Prior investigations have noted the quantity of self-reported allergies is a possible indicator of psychological distress, depression, anxiety, and functional somatic syndrome [35,36,37]. Several studies have found that individuals experiencing psychological distress had poorer self-perceived outcomes following total joint arthroplasty [38,39,40]. According to Moverman et al., functional somatic symptoms are widespread in patients receiving shoulder arthroplasty and are associated with poorer outcomes [41]. For instance, Werner et al. reported that patients with depression achieved lower final ASES scores and SF-12 PCS scores as well as lower satisfaction levels at 2 years compared to those without depression [42]. This emphasizes the significance of screening for patient-reported allergies as they might indicate an underlying psychiatric health condition that might negatively impact the outcomes of SA.
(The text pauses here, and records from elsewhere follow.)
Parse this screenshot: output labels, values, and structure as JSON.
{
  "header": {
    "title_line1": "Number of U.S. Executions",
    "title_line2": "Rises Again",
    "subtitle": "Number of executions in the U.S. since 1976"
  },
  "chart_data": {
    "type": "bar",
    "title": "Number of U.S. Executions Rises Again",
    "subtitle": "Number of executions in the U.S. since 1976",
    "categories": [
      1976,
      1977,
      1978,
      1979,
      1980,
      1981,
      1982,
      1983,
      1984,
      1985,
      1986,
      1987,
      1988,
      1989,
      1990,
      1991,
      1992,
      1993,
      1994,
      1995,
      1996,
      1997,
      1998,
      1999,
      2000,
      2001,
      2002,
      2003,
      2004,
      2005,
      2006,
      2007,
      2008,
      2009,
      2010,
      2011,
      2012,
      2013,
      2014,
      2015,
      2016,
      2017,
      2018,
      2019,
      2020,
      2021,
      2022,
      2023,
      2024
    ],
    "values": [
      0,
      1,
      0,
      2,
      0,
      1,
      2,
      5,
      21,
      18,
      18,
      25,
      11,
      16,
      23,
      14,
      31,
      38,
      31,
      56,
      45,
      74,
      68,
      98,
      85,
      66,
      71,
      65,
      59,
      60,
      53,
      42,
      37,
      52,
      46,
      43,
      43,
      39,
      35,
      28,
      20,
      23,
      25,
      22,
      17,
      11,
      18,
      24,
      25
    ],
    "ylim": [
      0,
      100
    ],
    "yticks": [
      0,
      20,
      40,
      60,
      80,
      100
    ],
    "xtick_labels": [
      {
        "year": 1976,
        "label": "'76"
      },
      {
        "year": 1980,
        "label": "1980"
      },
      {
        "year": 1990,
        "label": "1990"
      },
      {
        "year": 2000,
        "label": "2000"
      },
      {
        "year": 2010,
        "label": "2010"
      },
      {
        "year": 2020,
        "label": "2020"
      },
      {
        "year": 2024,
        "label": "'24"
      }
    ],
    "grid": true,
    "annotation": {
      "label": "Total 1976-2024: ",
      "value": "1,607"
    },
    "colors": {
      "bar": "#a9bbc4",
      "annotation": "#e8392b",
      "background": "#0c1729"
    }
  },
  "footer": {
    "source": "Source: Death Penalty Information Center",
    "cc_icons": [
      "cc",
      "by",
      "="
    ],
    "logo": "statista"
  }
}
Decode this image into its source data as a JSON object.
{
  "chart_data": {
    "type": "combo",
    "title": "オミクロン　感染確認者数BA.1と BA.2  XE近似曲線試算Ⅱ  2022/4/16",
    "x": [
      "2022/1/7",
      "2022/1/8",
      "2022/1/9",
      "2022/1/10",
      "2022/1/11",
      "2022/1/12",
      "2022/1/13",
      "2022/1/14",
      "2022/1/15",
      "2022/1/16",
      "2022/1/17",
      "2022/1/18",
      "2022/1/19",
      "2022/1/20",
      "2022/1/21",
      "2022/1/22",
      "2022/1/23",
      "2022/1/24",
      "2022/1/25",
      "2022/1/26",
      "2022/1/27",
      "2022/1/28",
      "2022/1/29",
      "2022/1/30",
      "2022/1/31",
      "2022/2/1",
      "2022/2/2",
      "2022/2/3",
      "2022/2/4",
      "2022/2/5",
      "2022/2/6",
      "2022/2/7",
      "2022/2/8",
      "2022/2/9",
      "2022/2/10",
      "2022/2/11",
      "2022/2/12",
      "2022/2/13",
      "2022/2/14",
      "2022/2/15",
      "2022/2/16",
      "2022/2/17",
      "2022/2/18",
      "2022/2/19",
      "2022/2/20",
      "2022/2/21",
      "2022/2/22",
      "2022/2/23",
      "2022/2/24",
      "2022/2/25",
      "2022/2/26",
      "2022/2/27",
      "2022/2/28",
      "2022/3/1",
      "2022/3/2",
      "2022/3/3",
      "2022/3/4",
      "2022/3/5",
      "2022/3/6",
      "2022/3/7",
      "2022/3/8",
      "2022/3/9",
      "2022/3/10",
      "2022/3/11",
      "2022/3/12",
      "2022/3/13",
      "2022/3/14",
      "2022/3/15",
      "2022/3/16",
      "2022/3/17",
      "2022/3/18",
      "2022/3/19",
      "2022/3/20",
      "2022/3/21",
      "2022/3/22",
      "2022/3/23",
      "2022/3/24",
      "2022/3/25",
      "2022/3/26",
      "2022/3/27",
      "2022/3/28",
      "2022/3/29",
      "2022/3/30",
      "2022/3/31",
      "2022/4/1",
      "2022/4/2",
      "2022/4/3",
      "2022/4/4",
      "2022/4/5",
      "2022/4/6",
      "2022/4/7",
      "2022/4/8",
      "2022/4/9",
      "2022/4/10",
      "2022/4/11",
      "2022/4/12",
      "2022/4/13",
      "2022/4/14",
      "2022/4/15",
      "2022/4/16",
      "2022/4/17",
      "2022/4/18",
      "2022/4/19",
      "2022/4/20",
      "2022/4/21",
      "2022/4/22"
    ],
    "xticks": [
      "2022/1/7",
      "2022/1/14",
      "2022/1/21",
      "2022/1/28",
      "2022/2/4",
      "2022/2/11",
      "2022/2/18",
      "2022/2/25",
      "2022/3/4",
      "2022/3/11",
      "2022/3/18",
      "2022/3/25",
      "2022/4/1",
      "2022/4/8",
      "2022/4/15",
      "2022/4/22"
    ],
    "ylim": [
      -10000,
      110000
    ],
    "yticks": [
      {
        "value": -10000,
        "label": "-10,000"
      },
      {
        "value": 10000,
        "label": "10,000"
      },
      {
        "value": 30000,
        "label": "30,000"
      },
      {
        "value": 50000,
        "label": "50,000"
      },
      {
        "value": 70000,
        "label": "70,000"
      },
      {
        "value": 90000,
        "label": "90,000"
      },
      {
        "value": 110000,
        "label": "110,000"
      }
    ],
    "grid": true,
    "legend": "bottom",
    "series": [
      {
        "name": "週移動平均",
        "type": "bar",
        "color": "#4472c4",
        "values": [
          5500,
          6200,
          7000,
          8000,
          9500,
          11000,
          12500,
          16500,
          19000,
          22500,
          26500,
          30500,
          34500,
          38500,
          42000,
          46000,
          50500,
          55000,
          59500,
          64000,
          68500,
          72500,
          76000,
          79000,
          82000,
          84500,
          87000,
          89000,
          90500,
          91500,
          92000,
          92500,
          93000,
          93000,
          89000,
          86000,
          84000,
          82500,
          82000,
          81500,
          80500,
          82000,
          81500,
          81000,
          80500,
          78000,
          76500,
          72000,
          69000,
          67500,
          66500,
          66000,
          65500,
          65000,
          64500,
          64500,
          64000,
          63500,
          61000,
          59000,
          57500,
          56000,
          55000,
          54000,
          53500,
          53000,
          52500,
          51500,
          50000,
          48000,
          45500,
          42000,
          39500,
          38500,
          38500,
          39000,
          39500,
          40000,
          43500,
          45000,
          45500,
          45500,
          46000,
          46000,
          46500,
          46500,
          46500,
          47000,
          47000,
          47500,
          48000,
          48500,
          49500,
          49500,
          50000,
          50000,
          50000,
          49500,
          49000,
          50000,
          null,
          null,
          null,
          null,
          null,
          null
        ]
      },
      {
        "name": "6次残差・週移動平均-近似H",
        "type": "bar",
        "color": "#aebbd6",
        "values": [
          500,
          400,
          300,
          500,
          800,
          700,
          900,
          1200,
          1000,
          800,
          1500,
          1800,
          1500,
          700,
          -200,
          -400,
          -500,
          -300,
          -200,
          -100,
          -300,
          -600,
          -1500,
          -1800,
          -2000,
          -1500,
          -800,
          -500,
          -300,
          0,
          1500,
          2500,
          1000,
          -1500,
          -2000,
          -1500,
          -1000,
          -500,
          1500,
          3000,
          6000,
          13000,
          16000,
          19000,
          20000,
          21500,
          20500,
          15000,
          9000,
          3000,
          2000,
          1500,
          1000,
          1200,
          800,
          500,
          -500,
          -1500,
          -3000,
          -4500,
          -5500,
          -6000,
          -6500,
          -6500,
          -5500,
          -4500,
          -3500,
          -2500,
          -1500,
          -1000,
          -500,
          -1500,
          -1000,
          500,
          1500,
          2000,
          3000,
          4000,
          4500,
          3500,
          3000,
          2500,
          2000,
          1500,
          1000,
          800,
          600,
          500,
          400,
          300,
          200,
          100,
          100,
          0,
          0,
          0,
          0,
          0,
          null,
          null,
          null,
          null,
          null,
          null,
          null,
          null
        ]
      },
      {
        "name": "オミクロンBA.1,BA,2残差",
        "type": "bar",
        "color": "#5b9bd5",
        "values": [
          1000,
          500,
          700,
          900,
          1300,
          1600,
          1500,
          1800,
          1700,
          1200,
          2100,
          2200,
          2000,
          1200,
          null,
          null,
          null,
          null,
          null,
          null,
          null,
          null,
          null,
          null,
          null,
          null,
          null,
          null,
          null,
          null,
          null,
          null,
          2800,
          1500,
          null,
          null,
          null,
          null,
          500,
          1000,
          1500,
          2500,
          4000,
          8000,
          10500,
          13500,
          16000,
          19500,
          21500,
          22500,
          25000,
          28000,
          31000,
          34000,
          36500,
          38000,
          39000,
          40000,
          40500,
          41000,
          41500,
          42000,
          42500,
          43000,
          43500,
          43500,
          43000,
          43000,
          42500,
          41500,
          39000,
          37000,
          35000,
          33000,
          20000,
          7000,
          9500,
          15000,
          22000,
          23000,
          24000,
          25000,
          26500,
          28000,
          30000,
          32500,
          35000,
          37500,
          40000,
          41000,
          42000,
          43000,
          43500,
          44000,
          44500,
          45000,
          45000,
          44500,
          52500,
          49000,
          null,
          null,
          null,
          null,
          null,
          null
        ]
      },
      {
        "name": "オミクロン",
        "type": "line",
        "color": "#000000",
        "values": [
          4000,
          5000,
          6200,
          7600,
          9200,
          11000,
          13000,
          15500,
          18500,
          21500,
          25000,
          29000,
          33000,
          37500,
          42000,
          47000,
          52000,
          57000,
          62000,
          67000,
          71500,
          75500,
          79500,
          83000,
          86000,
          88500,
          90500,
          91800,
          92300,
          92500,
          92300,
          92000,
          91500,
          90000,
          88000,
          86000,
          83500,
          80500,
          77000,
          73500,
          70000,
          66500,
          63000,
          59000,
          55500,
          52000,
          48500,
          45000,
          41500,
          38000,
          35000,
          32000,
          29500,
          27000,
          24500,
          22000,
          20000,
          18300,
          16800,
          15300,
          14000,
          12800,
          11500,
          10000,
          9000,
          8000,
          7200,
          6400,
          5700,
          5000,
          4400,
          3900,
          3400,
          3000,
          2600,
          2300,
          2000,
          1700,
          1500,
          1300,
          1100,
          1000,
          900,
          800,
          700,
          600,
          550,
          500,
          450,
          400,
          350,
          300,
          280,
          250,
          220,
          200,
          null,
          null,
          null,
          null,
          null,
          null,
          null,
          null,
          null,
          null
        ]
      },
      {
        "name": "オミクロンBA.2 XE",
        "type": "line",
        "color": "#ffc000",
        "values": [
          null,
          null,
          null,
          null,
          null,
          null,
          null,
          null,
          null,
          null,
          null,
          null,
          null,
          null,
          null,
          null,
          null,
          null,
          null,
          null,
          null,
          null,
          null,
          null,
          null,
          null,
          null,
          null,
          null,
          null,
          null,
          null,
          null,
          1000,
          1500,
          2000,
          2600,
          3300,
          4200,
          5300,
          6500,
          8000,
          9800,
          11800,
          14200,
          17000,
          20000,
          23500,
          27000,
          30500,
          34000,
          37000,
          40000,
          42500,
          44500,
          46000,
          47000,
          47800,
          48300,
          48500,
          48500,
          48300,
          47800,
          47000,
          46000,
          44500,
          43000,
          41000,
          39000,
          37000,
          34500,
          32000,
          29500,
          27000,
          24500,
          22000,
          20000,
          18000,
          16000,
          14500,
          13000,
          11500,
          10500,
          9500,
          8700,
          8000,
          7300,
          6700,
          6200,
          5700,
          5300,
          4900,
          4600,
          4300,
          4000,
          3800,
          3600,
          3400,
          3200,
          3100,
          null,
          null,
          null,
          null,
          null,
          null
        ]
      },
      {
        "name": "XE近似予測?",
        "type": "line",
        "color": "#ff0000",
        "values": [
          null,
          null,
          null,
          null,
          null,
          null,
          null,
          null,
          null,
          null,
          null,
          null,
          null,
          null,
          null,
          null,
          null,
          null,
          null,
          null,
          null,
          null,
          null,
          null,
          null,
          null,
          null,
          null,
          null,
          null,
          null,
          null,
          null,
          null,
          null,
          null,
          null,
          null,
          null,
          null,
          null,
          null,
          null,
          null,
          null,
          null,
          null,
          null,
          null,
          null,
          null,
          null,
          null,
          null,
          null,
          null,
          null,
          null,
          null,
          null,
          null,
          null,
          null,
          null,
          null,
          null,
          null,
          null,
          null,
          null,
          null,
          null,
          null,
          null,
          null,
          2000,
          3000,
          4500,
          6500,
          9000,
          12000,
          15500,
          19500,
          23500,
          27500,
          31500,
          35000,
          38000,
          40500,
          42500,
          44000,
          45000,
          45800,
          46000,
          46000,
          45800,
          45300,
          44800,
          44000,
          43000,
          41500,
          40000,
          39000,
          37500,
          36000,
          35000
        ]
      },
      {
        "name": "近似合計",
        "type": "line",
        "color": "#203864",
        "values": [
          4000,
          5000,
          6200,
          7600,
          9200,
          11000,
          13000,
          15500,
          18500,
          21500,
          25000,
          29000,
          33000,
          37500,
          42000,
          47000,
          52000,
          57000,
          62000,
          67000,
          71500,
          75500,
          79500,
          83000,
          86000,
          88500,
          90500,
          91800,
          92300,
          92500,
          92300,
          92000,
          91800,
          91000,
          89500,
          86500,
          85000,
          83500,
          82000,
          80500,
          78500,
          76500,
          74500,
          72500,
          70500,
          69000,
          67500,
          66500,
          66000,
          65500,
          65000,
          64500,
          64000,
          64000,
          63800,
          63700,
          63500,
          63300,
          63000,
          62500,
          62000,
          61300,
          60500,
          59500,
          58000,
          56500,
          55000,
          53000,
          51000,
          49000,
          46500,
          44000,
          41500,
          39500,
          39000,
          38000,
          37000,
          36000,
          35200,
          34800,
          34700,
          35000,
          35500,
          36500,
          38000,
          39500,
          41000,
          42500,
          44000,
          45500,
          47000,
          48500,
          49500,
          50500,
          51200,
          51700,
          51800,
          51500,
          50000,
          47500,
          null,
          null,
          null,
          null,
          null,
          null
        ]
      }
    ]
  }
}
This systematic review has several limitations. The number of research articles included in this systematic review was restricted, and a larger body of data might alter the outcome findings. Furthermore, all the articles studied patient-reported allergies and did not medically validate the existence of the allergies, which may weaken the associations of our results. In addition, three of the studies included in our study are from the same study group which decreases the generalizability of our study. Moreover, all the articles included in our study utilized patient-reported allergies, without confirming true allergies, which allows room for confounding errors. Additionally, it should be noted that all studies included in this systematic review have a retrospective design, which poses limitations to establishing causality between patient-reported allergies and outcomes of shoulder arthroplasty. Finally, the average MINORS score of 18.4 ± 0.7 is considered a low score for comparative studies, which suggests that the quality of the studies included does not have the highest power and good quality studies are needed to strengthen the association of allergies with SA. More studies assessing the association between the number of allergies and the type of allergies with SA are needed in order to better risk stratify patients and counsel them accordingly.

Conclusion

Patients with a higher number of reported antibiotic allergies are at potential risk for PJI after SA. Several studies also found an association between patient-reported allergies and increased postoperative pain, increased hospital length of stay, and poor patient-reported outcomes. Although patient-reported allergies may not always be accurate, they could still serve as a preliminary screening tool to identify patients who require further diagnostic testing to confirm the presence of allergies. Future studies should focus on evaluating the effectiveness and accuracy of allergy diagnostic tools in patients undergoing SA. Additionally, investigating if the use of hypoallergenic materials in patients with reported metal or prosthetic allergies could lead to improved outcomes.